No sé a qué se refiere. En la carretera
no hay nada fuera de lo normal.
-Hemos estado a
punto de atropellar un jabalí.
-No he visto
nada.
-Era enorme. Ha
cruzado la carretera como un rayo. Menos mal que he podido frenar a tiempo.
Estamos en zona boscosa y la carretera
está flanqueada de árboles. El hábitat ideal para toparse con ese tipo de
fauna. Reemprendemos la marcha. Hace frío dentro del coche. Subo la calefacción
y enciendo la radio. Música clásica. No es lo que me apetece oír, pero dado que
a mi padre parece gustarle dejo el dial donde está. Al fondo, a lo lejos,
pueden verse los picos nevados de unas montañas. Un mar de nubes desciende por
sus laderas a paso de tortuga. Seguimos por la carretera comarcal. Un poco más
adelante hay una pequeña explanada. Mi padre desvía el coche hacia ella y para
el motor. Antes de adentrarnos en el bosque en busca de musgo, nos abrigamos
con los plumas, los guantes y el gorro de lana.
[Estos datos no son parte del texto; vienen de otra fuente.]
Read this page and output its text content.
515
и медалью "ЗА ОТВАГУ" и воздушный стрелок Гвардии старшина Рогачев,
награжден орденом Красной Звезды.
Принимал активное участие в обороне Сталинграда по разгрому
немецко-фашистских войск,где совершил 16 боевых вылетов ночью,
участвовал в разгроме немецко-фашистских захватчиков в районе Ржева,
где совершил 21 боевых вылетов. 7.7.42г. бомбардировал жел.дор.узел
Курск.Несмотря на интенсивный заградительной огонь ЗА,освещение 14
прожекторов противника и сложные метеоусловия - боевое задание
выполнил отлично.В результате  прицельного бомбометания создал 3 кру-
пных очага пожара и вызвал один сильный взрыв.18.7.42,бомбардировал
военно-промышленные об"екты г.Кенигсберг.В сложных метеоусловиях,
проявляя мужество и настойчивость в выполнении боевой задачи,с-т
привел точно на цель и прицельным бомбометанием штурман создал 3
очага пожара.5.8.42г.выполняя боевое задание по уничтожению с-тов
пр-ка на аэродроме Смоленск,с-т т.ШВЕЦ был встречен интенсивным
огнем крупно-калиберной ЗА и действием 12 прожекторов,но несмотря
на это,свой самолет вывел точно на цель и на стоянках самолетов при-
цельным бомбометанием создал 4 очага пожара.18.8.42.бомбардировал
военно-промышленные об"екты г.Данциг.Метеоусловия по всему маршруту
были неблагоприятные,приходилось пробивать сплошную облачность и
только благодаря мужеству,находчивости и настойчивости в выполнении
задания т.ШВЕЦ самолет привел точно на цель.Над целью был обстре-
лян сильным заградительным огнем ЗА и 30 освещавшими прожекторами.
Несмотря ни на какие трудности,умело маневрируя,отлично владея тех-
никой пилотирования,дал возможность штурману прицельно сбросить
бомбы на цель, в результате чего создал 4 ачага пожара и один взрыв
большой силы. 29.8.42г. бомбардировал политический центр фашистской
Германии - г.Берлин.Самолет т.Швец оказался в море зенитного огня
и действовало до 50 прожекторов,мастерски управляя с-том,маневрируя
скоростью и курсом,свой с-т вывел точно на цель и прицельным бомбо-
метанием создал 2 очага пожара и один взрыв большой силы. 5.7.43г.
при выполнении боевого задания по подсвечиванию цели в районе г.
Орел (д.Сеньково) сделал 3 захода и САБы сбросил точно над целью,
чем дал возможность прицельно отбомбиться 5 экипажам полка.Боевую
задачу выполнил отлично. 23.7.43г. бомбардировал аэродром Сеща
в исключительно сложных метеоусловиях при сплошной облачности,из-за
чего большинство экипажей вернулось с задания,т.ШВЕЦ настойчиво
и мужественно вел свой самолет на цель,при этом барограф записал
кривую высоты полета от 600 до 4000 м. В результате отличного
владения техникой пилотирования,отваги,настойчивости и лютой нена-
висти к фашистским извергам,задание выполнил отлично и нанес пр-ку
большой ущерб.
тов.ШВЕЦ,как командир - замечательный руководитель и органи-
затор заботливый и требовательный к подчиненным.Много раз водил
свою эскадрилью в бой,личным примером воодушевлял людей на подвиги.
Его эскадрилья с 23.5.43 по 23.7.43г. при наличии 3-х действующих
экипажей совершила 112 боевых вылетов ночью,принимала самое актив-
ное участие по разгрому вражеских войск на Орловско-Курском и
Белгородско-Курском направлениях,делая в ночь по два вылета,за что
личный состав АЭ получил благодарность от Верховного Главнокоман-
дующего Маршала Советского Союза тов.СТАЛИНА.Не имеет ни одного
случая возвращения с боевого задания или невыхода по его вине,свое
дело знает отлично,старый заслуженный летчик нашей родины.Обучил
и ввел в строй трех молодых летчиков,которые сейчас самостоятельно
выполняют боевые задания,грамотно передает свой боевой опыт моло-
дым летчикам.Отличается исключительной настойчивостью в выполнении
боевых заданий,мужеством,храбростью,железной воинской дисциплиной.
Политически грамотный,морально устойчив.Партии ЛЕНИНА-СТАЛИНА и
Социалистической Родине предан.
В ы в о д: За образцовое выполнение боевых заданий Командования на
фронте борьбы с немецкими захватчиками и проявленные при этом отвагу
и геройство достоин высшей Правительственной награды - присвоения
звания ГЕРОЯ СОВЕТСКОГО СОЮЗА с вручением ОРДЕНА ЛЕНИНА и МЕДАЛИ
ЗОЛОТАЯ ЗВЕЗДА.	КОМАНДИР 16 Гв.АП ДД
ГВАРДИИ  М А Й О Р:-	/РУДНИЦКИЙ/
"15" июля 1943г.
Abrimos el maletero, cogemos
una pequeña azada y dos cestos y nos ponemos en marcha. Debido al frío, el
aliento que sale de nuestras bocas lo hace en forma de vapor. El suelo está empapado
por la lluvia caída y a los pocos pasos tenemos las botas embarradas. Mi padre
va en cabeza, abriendo camino. No vamos por ningún sendero, nos limitamos a
avanzar campo a través sorteando zarzas y todo tipo de vegetación. Llegamos a
una pendiente que se eleva casi en vertical. La bordeamos y salimos a un
terreno más accesible. Seguimos ascendiendo. Sé que el musgo crece en lugares
húmedos. Todo lo que nos rodea está húmedo, encharcado, chorreante, inundado… sin
embargo, no veo musgo por ningún sitio.
-¿No hubiera
sido mejor comprar el musgo en una floristería?
-Seguramente,
pero entonces no estaríamos disfrutando de estas vistas.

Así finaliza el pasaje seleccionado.